Alder Lake on the rise again after historically low water levels

Alder Lake on the rise again after historically low water levels

Alder Lake on the rise again after historically low water levels

Anyone who lives near or has driven by Alder Lake in recent weeks has probably noticed its unusually and unseasonably low levels, with more mud and stumps than water showing.

At its eastern end near Elbe, only a narrow rivulet of the Nisqually River remains visible while close to popular Sunny Beach Point, an old railroad trestle bridge and foundations from the submerged town of Alder can be seen.

This is not just your eyes or memory playing tricks on you. Tacoma Power, which operates the Alder and LaGrande Dams that control the lake’s level, has confirmed that the water levels seen in recent weeks are historically unprecedented.

“We’ve never been to this elevation before; not that anyone can remember,” stated Stan Strand, project manager for the two dams.

He noted that nowhere among records dating back to the early 1960s have such low levels been recorded.

The cause of it was an unusually hot, dry summer, followed by a cool and dry September.

“We typically start the summer full,” explained Tacoma Power’s resident fish biologist Florian Leischner. “This is due to spring snowmelt. It’s normal for the levels to drop over the course of the summer, but typically this is then offset by heavy rains in the fall,. This year the rains just haven’t come.”

Prior to construction of the two dams in the first half of the 20th  century – the LaGrande Dam around 1910 and the Alder Dam in 1945 – the Nisqually River would rise and fall naturally with the weather and the seasons. This is no longer wholly the case, as water levels are now adjusted via the dams based on a variety of regulatory and power generation requirements.

The main federal organization regulating the dam is the Federal Energy Regulatory Commission. As described on its website, “FERC is an independent agency that regulates the interstate transmission of electricity, natural gas and oil.” It also “licenses and inspects private, municipal and state hydroelectric projects.”

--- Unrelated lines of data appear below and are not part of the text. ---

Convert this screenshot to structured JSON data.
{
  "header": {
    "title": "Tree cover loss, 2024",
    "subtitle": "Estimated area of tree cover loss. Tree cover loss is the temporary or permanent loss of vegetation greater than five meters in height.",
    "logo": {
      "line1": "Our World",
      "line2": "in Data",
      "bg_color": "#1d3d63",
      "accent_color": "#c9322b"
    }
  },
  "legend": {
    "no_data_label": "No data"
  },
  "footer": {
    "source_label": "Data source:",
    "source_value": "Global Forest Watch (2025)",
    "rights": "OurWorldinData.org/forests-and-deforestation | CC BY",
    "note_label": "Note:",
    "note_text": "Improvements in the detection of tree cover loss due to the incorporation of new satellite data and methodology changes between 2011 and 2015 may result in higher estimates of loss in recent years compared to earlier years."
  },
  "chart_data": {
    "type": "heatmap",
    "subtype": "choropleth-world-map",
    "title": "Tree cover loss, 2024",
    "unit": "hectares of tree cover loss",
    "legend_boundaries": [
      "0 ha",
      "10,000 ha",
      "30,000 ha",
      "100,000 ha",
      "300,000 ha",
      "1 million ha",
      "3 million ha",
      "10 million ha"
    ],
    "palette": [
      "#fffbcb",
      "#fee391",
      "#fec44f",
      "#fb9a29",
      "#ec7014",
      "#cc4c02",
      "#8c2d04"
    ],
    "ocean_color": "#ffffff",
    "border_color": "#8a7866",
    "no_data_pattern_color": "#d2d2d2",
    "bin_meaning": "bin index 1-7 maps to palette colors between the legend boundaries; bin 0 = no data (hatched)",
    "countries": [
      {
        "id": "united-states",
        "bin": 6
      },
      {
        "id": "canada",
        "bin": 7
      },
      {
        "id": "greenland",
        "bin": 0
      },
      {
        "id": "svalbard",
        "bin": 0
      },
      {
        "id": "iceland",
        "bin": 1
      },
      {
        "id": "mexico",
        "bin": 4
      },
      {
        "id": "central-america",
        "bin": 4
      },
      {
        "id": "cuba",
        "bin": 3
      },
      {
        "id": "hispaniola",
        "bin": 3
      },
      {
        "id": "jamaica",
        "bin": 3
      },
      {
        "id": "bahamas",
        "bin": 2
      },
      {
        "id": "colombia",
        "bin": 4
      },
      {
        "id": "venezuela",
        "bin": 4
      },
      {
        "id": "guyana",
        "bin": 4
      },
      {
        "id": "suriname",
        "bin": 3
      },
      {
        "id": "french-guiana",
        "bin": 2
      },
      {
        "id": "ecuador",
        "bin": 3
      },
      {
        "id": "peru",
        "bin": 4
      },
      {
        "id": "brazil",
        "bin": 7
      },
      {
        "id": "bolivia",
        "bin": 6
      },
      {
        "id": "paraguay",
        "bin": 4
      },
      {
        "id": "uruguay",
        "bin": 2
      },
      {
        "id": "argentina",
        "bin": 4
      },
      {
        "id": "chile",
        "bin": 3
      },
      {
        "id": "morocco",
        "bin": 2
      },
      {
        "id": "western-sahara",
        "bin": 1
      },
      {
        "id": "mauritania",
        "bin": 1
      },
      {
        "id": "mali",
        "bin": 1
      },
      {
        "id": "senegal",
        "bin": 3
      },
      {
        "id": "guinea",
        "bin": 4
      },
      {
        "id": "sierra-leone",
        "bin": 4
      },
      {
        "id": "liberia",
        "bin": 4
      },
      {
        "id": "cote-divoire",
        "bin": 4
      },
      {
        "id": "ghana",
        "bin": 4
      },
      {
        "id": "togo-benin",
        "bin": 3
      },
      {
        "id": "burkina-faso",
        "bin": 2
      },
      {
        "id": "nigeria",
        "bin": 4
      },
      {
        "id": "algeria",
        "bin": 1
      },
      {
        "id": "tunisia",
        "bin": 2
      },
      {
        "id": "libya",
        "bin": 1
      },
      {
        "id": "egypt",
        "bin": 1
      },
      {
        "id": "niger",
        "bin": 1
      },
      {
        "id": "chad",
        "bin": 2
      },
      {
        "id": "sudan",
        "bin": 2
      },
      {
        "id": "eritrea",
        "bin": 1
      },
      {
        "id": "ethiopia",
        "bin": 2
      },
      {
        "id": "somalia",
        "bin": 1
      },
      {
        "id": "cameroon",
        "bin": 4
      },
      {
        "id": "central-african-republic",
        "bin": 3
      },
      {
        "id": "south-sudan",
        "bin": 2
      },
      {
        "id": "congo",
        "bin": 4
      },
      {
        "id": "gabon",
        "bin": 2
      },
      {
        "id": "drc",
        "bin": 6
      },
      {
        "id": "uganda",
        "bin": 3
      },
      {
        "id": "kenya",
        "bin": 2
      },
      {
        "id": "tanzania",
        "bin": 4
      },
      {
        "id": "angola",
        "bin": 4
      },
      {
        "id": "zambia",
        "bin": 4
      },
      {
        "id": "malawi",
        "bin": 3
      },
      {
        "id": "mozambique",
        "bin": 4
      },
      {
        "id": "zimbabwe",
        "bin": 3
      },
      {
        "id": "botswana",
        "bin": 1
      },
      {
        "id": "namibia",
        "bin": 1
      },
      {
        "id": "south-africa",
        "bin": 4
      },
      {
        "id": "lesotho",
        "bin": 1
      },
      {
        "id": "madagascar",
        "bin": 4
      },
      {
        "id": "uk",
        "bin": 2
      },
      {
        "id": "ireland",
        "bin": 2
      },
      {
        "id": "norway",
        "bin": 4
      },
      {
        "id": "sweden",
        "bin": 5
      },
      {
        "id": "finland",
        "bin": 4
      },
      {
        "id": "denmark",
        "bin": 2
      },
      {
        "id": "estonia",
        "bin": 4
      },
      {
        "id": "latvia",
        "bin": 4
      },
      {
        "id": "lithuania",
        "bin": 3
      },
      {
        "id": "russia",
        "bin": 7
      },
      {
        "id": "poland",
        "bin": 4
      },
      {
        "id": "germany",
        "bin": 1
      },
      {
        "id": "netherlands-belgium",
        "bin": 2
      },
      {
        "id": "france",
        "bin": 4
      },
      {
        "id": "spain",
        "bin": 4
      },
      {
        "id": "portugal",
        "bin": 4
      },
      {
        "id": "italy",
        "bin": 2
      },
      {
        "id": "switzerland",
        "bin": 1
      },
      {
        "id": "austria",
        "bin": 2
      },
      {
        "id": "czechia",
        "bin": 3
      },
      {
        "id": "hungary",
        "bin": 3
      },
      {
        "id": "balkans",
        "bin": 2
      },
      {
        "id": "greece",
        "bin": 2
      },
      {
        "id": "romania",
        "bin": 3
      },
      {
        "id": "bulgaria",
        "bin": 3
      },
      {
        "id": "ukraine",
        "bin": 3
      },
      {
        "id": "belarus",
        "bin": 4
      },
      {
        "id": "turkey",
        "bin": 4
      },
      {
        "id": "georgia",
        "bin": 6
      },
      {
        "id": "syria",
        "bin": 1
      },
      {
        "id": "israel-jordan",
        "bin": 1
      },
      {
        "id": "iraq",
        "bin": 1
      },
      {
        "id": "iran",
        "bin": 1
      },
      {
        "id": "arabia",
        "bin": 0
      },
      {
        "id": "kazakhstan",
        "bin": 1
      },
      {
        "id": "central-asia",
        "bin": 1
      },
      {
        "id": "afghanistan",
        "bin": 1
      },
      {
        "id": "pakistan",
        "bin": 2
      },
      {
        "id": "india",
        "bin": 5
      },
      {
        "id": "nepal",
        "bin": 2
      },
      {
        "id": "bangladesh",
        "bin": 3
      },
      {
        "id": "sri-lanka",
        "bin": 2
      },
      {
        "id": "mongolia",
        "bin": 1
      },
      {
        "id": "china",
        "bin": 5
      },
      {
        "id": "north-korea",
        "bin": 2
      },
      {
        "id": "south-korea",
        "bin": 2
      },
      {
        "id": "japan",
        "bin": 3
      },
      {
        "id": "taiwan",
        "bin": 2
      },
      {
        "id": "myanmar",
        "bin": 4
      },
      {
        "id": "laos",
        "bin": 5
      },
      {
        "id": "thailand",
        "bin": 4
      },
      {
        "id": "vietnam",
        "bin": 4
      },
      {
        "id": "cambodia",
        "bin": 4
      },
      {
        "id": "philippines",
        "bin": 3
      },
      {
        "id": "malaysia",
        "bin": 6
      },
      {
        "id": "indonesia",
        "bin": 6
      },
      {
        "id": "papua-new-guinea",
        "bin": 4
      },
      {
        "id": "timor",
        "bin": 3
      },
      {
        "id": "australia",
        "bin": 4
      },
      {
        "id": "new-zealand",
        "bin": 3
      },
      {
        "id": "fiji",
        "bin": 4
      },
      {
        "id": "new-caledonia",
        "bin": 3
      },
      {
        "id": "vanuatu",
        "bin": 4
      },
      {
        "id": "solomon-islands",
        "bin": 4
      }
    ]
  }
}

According to Leischner, the Alder and LaGrande dams operate under a 50 year FERC license which was last renewed in 1997. He explained how as part of the licensing and ongoing audit and inspection process, numerous stakeholders are involved and a multitude requirements must be met. In the case of these dams, those stakeholders include U.S. Department of Fish and Wildlife, the National Oceanic and Atmospheric Administration, and the Nisqually tribe.

Operators of the two dams have a delicate balancing act in trying to maintain 114 megawatts of annual power output (which provide renewable, “green” electricity to roughly 16,000 northwest homes, including those in Eatonville and the Ohop Valley) while also ensuring adequate flows for downstream salmon habitat in accordance with treaty rights and federal licensing requirements. Lake levels rise and fall accordingly.

Leischner described how 2018 has been “the third time in four years that we’ve had to reduce minimum flows.” Water flows have been so low, in fact, that Tacoma Power has had to apply for two separate variances from FERC this year for being unable to meet license requirements.

The lake’s historically low levels have impacted many in the area who enjoy boating on its 3,065 acres or recreating along its 28 miles of shoreline. Fisherman who prize its native cutthroat and rainbow trout or its introduced bass, crappie, yellow perch and kokanee have found themselves mired in knee deep mud, their lures snagged on exposed stumps and boats nearly impossible to launch as the ramp peters out scores of feet from the water’s edge.

“People like to point the finger at Tacoma Power (for too much or too little water flow),” Leischner lamented, “but we’re really at the mercy of mother nature.”

Thankfully, recent rains have begun to refill the reservoir, much to the relief of Strand and his 15 on-site employees. Together they carefully monitor numerous screens and instruments in the control center at LaGrande as well as watching for the dreaded “vortex” that could form above the Alder Dam if levels ever approached a critical low. At that point, the power generating turbines would have to be shut down to avoid air entering them, causing cavitation and damage to the equipment.

“Let’s hope it never comes to that,” Strand said.

With any luck, the lake will soon be back to normal levels.. When asked what role climate change may play in low water flows of recent years, those interviewed were unwilling to speculate, although they did acknowledge that strategic planning is underway at levels “above our pay grade” in the case the weather patterns of late become the new normal.

In the meantime, Tacoma Power carries on with its stated mission “to provide high-value, competitively priced products and services to our customers through the quality of our employees, and the responsiveness that results from local ownership.” 

And as for those who live along Alder Lake’s shores or in the fir-clad hills and valleys that surround it, they watch, and they wait, and they wonder.